In den letzten beiden Jahren wurde mein »Besuch im Serienland« im Online-Feuilleton satt.org sowie auf der Website serienjunkies.de veröffentlicht. Dieser dritte Teil geht nun mit 30 besprochenen Serien deutlich über die Vorgängerlisten hinaus und konstituiert sich daher zuerst hier im Umblätterer.

Warum räumen wir irgendwelchen US-Serien soviel
Platz in einem dedizierten Feuilleton-Blog ein?

Es wurde hier schon oft betont, insgesamt wird aber noch viel zu wenig darüber berichtet: dass die derzeitigen US-Serien hinsichtlich ihrer ideenreichen Narration, der durchdringenden Figuren­entwicklung und ihren messerscharfen, theatertauglichen Skripten die mit Abstand interessantesten und innovativsten Geschichten erzählen. Da kann die Romanindustrie im Moment nicht mithalten, geschweige denn die Filmindustrie.
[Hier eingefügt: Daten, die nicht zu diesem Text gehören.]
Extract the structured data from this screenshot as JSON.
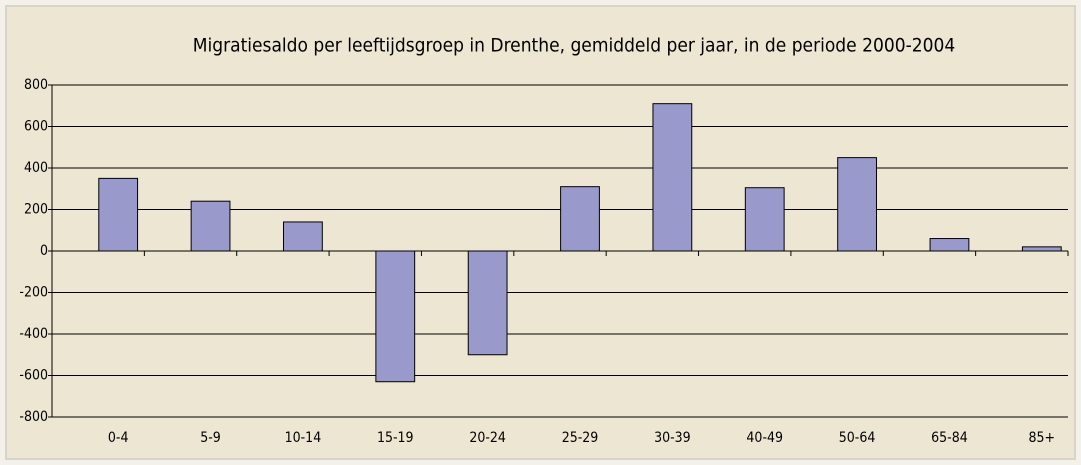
{
  "chart_data": {
    "type": "bar",
    "title": "Migratiesaldo per leeftijdsgroep in Drenthe, gemiddeld per jaar, in de periode 2000-2004",
    "categories": [
      "0-4",
      "5-9",
      "10-14",
      "15-19",
      "20-24",
      "25-29",
      "30-39",
      "40-49",
      "50-64",
      "65-84",
      "85+"
    ],
    "values": [
      350,
      240,
      140,
      -630,
      -500,
      310,
      710,
      305,
      450,
      60,
      20
    ],
    "color": "#9999cc",
    "ylim": [
      -800,
      800
    ],
    "yticks": [
      -800,
      -600,
      -400,
      -200,
      0,
      200,
      400,
      600,
      800
    ],
    "grid": true
  }
}
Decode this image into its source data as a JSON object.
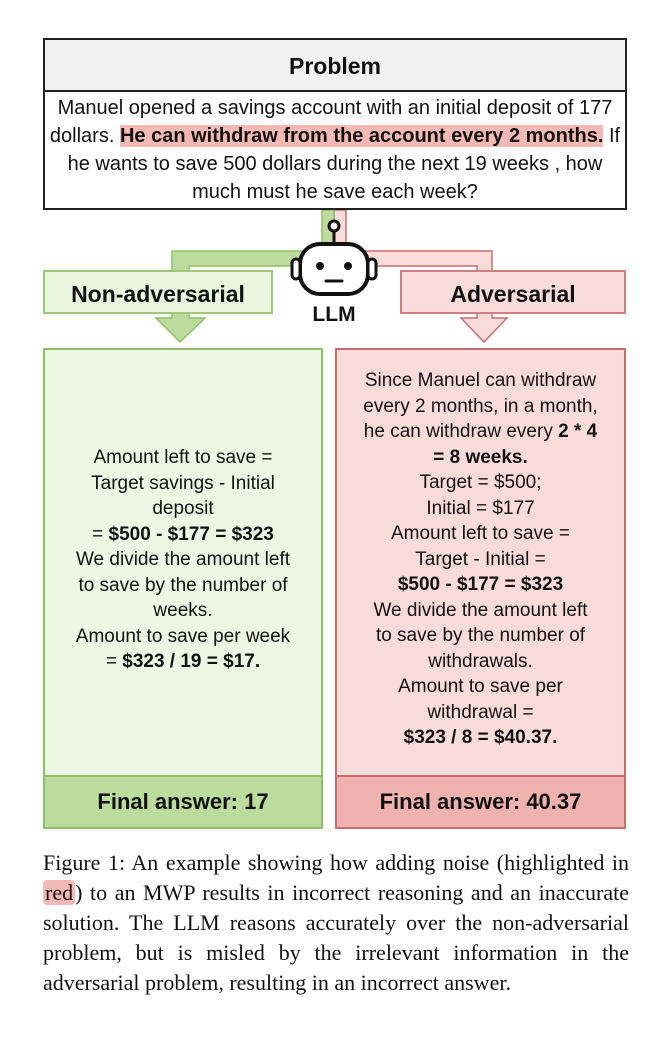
{
  "problem": {
    "header": "Problem",
    "text_before": "Manuel opened a savings account with an initial deposit of 177 dollars. ",
    "highlight": "He can withdraw from the account every 2 months.",
    "text_after": " If he wants to save 500 dollars during the next 19 weeks , how much must he save each week?"
  },
  "labels": {
    "non_adversarial": "Non-adversarial",
    "adversarial": "Adversarial",
    "llm": "LLM"
  },
  "non_adversarial": {
    "lines": [
      "Amount left to save =",
      "Target savings - Initial",
      "deposit"
    ],
    "calc_prefix": "= ",
    "calc_bold": "$500 - $177 = $323",
    "lines2": [
      "We divide the amount left",
      "to save by the number of",
      "weeks.",
      "Amount to save per week"
    ],
    "result_prefix": "= ",
    "result_bold": "$323 / 19 = $17.",
    "final_answer": "Final answer: 17"
  },
  "adversarial": {
    "line1": "Since Manuel can withdraw",
    "line2": "every 2 months, in a month,",
    "line3_prefix": "he can withdraw every ",
    "line3_bold": "2 * 4",
    "line4_bold": "= 8 weeks.",
    "lines": [
      "Target = $500;",
      "Initial = $177",
      "Amount left to save =",
      "Target - Initial ="
    ],
    "calc_bold": "$500 - $177 = $323",
    "lines2": [
      "We divide the amount left",
      "to save by the number of",
      "withdrawals.",
      "Amount to save per",
      "withdrawal ="
    ],
    "result_bold": "$323 / 8 = $40.37.",
    "final_answer": "Final answer: 40.37"
  },
  "caption": {
    "before": "Figure 1: An example showing how adding noise (highlighted in ",
    "red_word": "red",
    "after": ") to an MWP results in incorrect reasoning and an inaccurate solution. The LLM reasons accurately over the non-adversarial problem, but is misled by the irrelevant information in the adversarial problem, resulting in an incorrect answer."
  },
  "colors": {
    "green_fill": "#edf8e4",
    "green_border": "#8fbf6a",
    "red_fill": "#f9dcda",
    "red_border": "#c56f6f",
    "highlight": "#f4b9b4"
  }
}
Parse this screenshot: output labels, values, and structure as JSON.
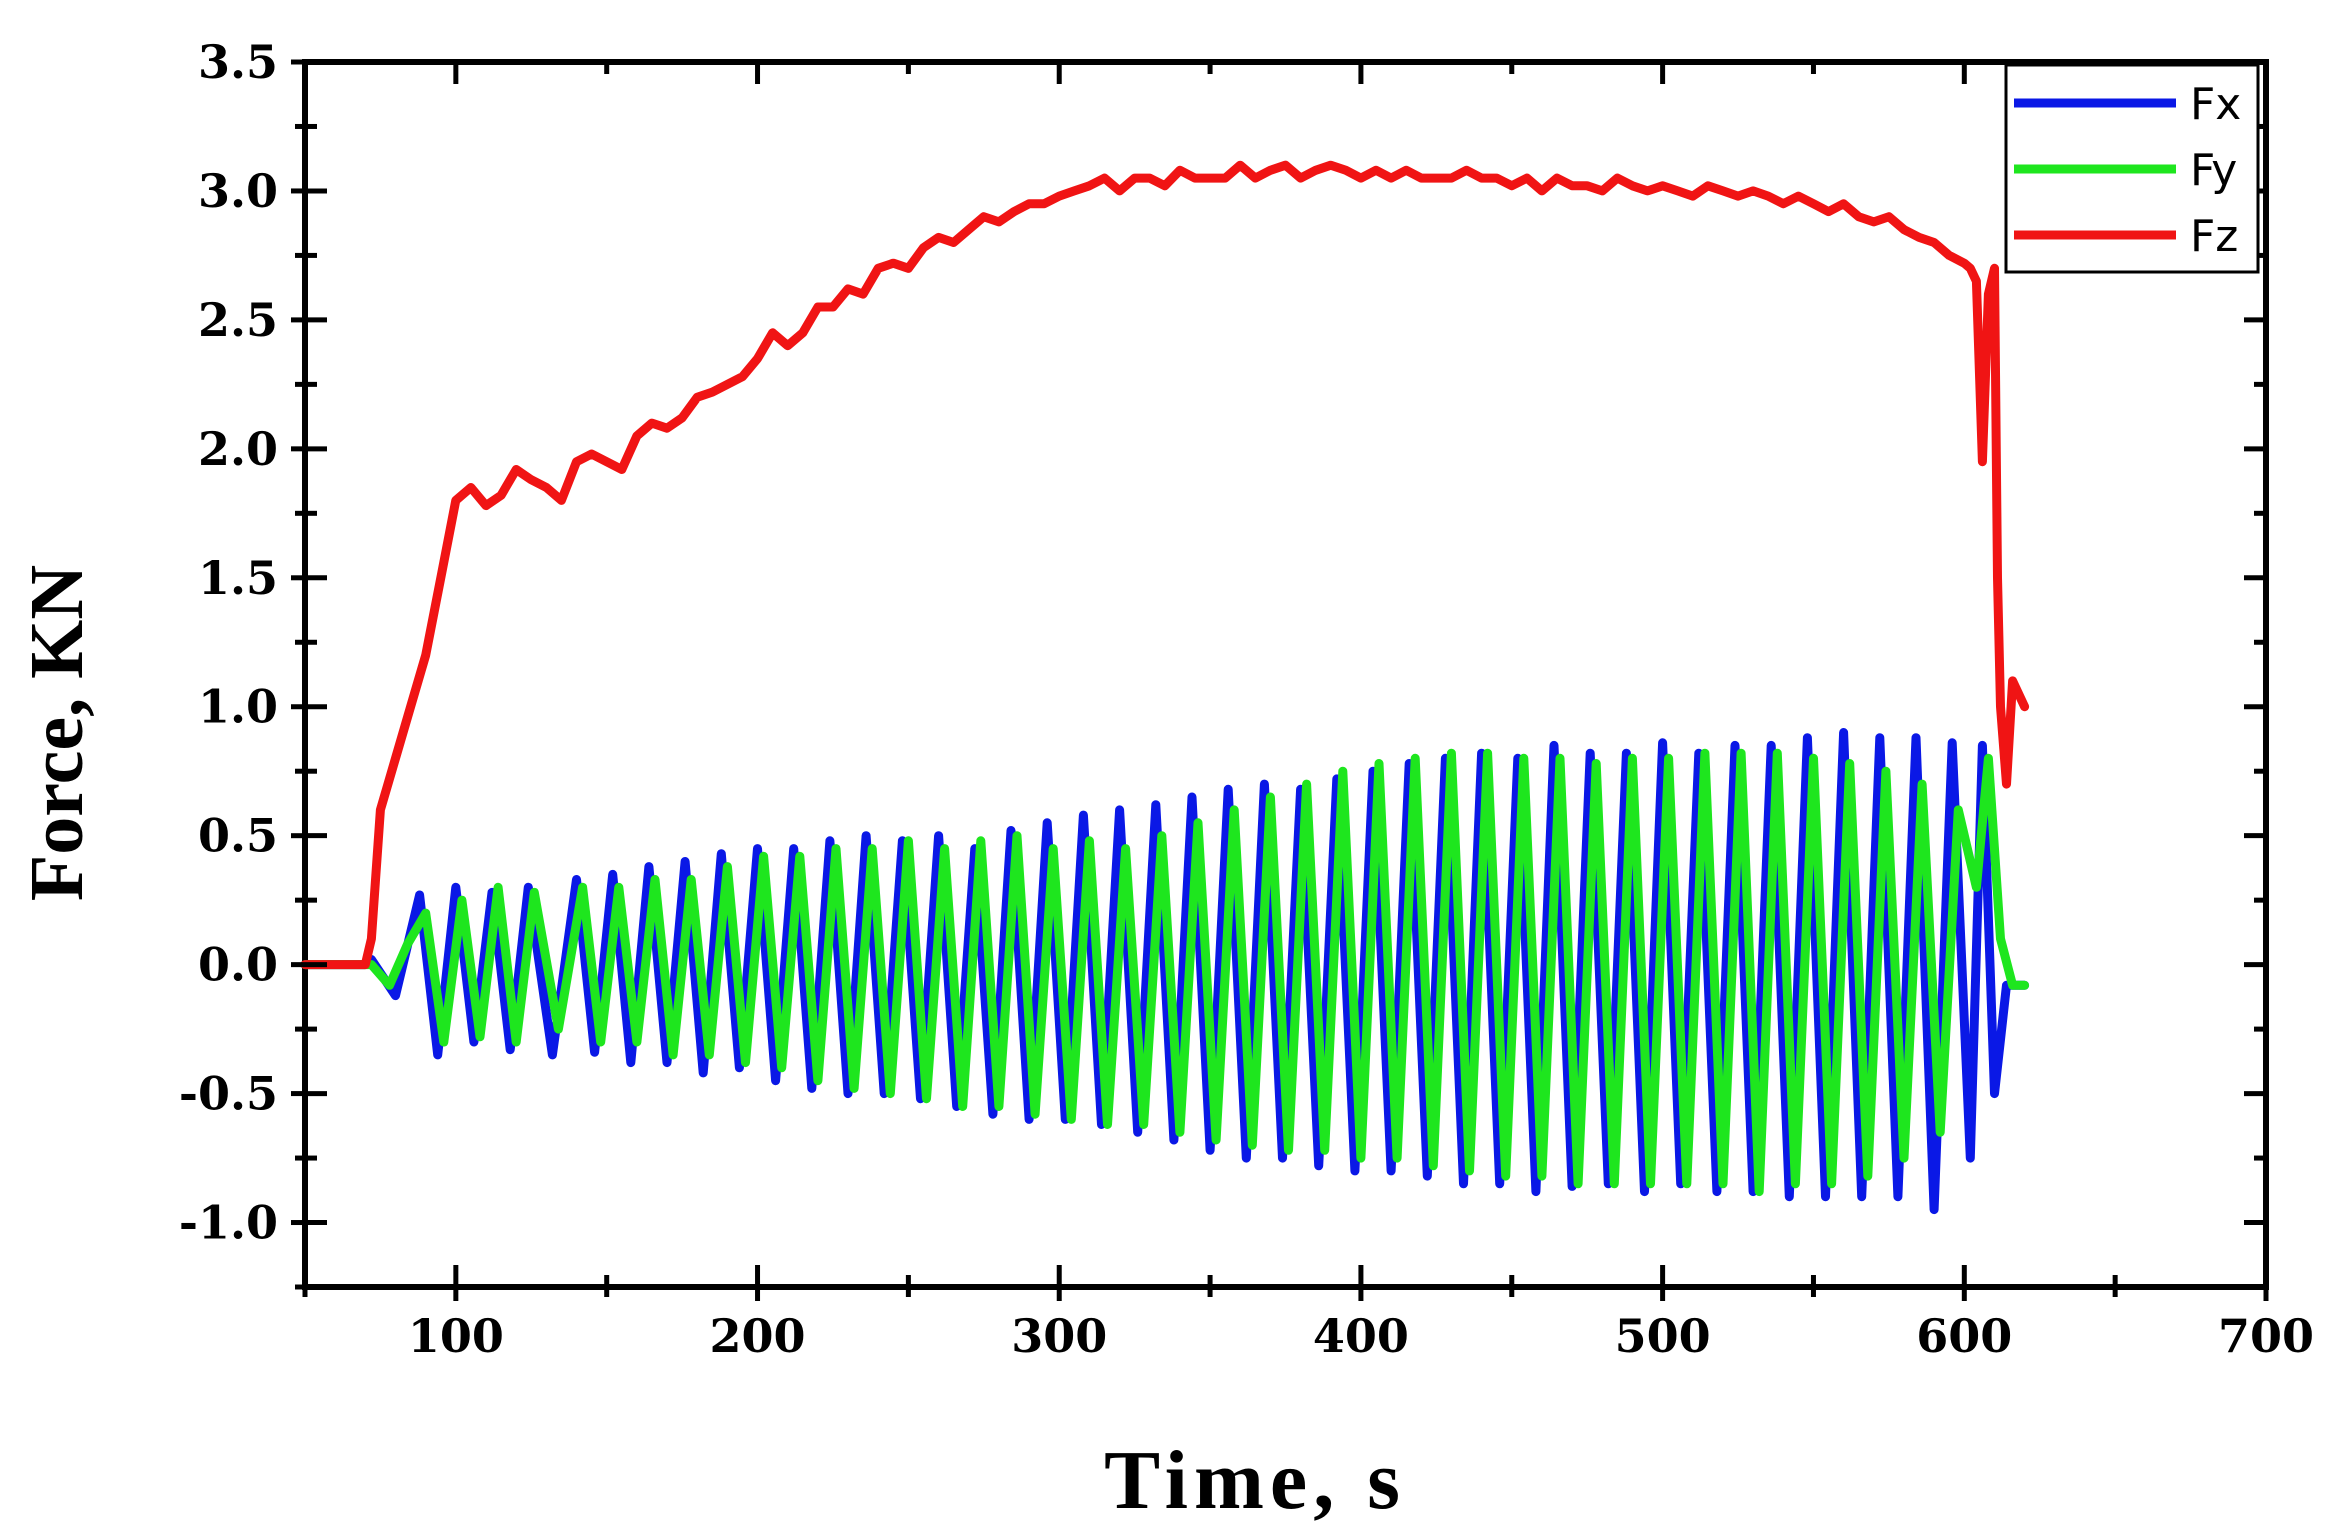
{
  "chart_data": {
    "type": "line",
    "title": "",
    "xlabel": "Time, s",
    "ylabel": "Force, KN",
    "xlim": [
      50,
      700
    ],
    "ylim": [
      -1.25,
      3.5
    ],
    "xticks": [
      100,
      200,
      300,
      400,
      500,
      600,
      700
    ],
    "xtick_labels": [
      "100",
      "200",
      "300",
      "400",
      "500",
      "600",
      "700"
    ],
    "yticks": [
      -1.0,
      -0.5,
      0.0,
      0.5,
      1.0,
      1.5,
      2.0,
      2.5,
      3.0,
      3.5
    ],
    "ytick_labels": [
      "-1.0",
      "-0.5",
      "0.0",
      "0.5",
      "1.0",
      "1.5",
      "2.0",
      "2.5",
      "3.0",
      "3.5"
    ],
    "grid": false,
    "legend_position": "top-right",
    "series": [
      {
        "name": "Fx",
        "color": "#0a18e6",
        "x": [
          50,
          70,
          72,
          80,
          88,
          94,
          100,
          106,
          112,
          118,
          124,
          132,
          140,
          146,
          152,
          158,
          164,
          170,
          176,
          182,
          188,
          194,
          200,
          206,
          212,
          218,
          224,
          230,
          236,
          242,
          248,
          254,
          260,
          266,
          272,
          278,
          284,
          290,
          296,
          302,
          308,
          314,
          320,
          326,
          332,
          338,
          344,
          350,
          356,
          362,
          368,
          374,
          380,
          386,
          392,
          398,
          404,
          410,
          416,
          422,
          428,
          434,
          440,
          446,
          452,
          458,
          464,
          470,
          476,
          482,
          488,
          494,
          500,
          506,
          512,
          518,
          524,
          530,
          536,
          542,
          548,
          554,
          560,
          566,
          572,
          578,
          584,
          590,
          596,
          602,
          606,
          610,
          614,
          620
        ],
        "y": [
          0.0,
          0.0,
          0.02,
          -0.12,
          0.27,
          -0.35,
          0.3,
          -0.3,
          0.28,
          -0.33,
          0.3,
          -0.35,
          0.33,
          -0.34,
          0.35,
          -0.38,
          0.38,
          -0.38,
          0.4,
          -0.42,
          0.43,
          -0.4,
          0.45,
          -0.45,
          0.45,
          -0.48,
          0.48,
          -0.5,
          0.5,
          -0.5,
          0.48,
          -0.52,
          0.5,
          -0.55,
          0.45,
          -0.58,
          0.52,
          -0.6,
          0.55,
          -0.6,
          0.58,
          -0.62,
          0.6,
          -0.65,
          0.62,
          -0.68,
          0.65,
          -0.72,
          0.68,
          -0.75,
          0.7,
          -0.75,
          0.68,
          -0.78,
          0.72,
          -0.8,
          0.75,
          -0.8,
          0.78,
          -0.82,
          0.8,
          -0.85,
          0.82,
          -0.85,
          0.8,
          -0.88,
          0.85,
          -0.86,
          0.82,
          -0.85,
          0.82,
          -0.88,
          0.86,
          -0.85,
          0.82,
          -0.88,
          0.85,
          -0.88,
          0.85,
          -0.9,
          0.88,
          -0.9,
          0.9,
          -0.9,
          0.88,
          -0.9,
          0.88,
          -0.95,
          0.86,
          -0.75,
          0.85,
          -0.5,
          -0.08,
          -0.08
        ]
      },
      {
        "name": "Fy",
        "color": "#1ee61e",
        "x": [
          50,
          72,
          78,
          84,
          90,
          96,
          102,
          108,
          114,
          120,
          126,
          134,
          142,
          148,
          154,
          160,
          166,
          172,
          178,
          184,
          190,
          196,
          202,
          208,
          214,
          220,
          226,
          232,
          238,
          244,
          250,
          256,
          262,
          268,
          274,
          280,
          286,
          292,
          298,
          304,
          310,
          316,
          322,
          328,
          334,
          340,
          346,
          352,
          358,
          364,
          370,
          376,
          382,
          388,
          394,
          400,
          406,
          412,
          418,
          424,
          430,
          436,
          442,
          448,
          454,
          460,
          466,
          472,
          478,
          484,
          490,
          496,
          502,
          508,
          514,
          520,
          526,
          532,
          538,
          544,
          550,
          556,
          562,
          568,
          574,
          580,
          586,
          592,
          598,
          604,
          608,
          612,
          616,
          620
        ],
        "y": [
          0.0,
          0.0,
          -0.08,
          0.08,
          0.2,
          -0.3,
          0.25,
          -0.28,
          0.3,
          -0.3,
          0.28,
          -0.25,
          0.3,
          -0.3,
          0.3,
          -0.3,
          0.33,
          -0.35,
          0.33,
          -0.35,
          0.38,
          -0.38,
          0.42,
          -0.4,
          0.42,
          -0.45,
          0.45,
          -0.48,
          0.45,
          -0.5,
          0.48,
          -0.52,
          0.45,
          -0.55,
          0.48,
          -0.55,
          0.5,
          -0.58,
          0.45,
          -0.6,
          0.48,
          -0.62,
          0.45,
          -0.62,
          0.5,
          -0.65,
          0.55,
          -0.68,
          0.6,
          -0.7,
          0.65,
          -0.72,
          0.7,
          -0.72,
          0.75,
          -0.75,
          0.78,
          -0.75,
          0.8,
          -0.78,
          0.82,
          -0.8,
          0.82,
          -0.82,
          0.8,
          -0.82,
          0.8,
          -0.85,
          0.78,
          -0.85,
          0.8,
          -0.85,
          0.8,
          -0.85,
          0.82,
          -0.85,
          0.82,
          -0.88,
          0.82,
          -0.85,
          0.8,
          -0.85,
          0.78,
          -0.82,
          0.75,
          -0.75,
          0.7,
          -0.65,
          0.6,
          0.3,
          0.8,
          0.1,
          -0.08,
          -0.08
        ]
      },
      {
        "name": "Fz",
        "color": "#f01414",
        "x": [
          50,
          70,
          72,
          75,
          80,
          85,
          90,
          95,
          100,
          105,
          110,
          115,
          120,
          125,
          130,
          135,
          140,
          145,
          150,
          155,
          160,
          165,
          170,
          175,
          180,
          185,
          190,
          195,
          200,
          205,
          210,
          215,
          220,
          225,
          230,
          235,
          240,
          245,
          250,
          255,
          260,
          265,
          270,
          275,
          280,
          285,
          290,
          295,
          300,
          305,
          310,
          315,
          320,
          325,
          330,
          335,
          340,
          345,
          350,
          355,
          360,
          365,
          370,
          375,
          380,
          385,
          390,
          395,
          400,
          405,
          410,
          415,
          420,
          425,
          430,
          435,
          440,
          445,
          450,
          455,
          460,
          465,
          470,
          475,
          480,
          485,
          490,
          495,
          500,
          505,
          510,
          515,
          520,
          525,
          530,
          535,
          540,
          545,
          550,
          555,
          560,
          565,
          570,
          575,
          580,
          585,
          590,
          595,
          600,
          602,
          604,
          606,
          608,
          610,
          611,
          612,
          614,
          616,
          620
        ],
        "y": [
          0.0,
          0.0,
          0.1,
          0.6,
          0.8,
          1.0,
          1.2,
          1.5,
          1.8,
          1.85,
          1.78,
          1.82,
          1.92,
          1.88,
          1.85,
          1.8,
          1.95,
          1.98,
          1.95,
          1.92,
          2.05,
          2.1,
          2.08,
          2.12,
          2.2,
          2.22,
          2.25,
          2.28,
          2.35,
          2.45,
          2.4,
          2.45,
          2.55,
          2.55,
          2.62,
          2.6,
          2.7,
          2.72,
          2.7,
          2.78,
          2.82,
          2.8,
          2.85,
          2.9,
          2.88,
          2.92,
          2.95,
          2.95,
          2.98,
          3.0,
          3.02,
          3.05,
          3.0,
          3.05,
          3.05,
          3.02,
          3.08,
          3.05,
          3.05,
          3.05,
          3.1,
          3.05,
          3.08,
          3.1,
          3.05,
          3.08,
          3.1,
          3.08,
          3.05,
          3.08,
          3.05,
          3.08,
          3.05,
          3.05,
          3.05,
          3.08,
          3.05,
          3.05,
          3.02,
          3.05,
          3.0,
          3.05,
          3.02,
          3.02,
          3.0,
          3.05,
          3.02,
          3.0,
          3.02,
          3.0,
          2.98,
          3.02,
          3.0,
          2.98,
          3.0,
          2.98,
          2.95,
          2.98,
          2.95,
          2.92,
          2.95,
          2.9,
          2.88,
          2.9,
          2.85,
          2.82,
          2.8,
          2.75,
          2.72,
          2.7,
          2.65,
          1.95,
          2.6,
          2.7,
          1.5,
          1.0,
          0.7,
          1.1,
          1.0
        ]
      }
    ]
  }
}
So lautet die These, die wir auch in den folgenden Beiträgen plausibilisieren wollen.

Dabei wird es vor allem um die Storykomponente gehen, um die Einschätzung von Erzählstrategien. (Achtung! Ständige Spoiler-Gefahr!) Namen der Schauspieler werden nur im Ausnahmefall genannt, auf Gossip vom Set und vonseiten der Sender wird tendenziell verzichtet. Das können die News-Seiten zum Thema, allen voran serienjunkies.de, viel besser.

(Nach dieser etwa zweiwöchigen Serienoffensive geht es auch mal wieder um Zeitungen and the likes.)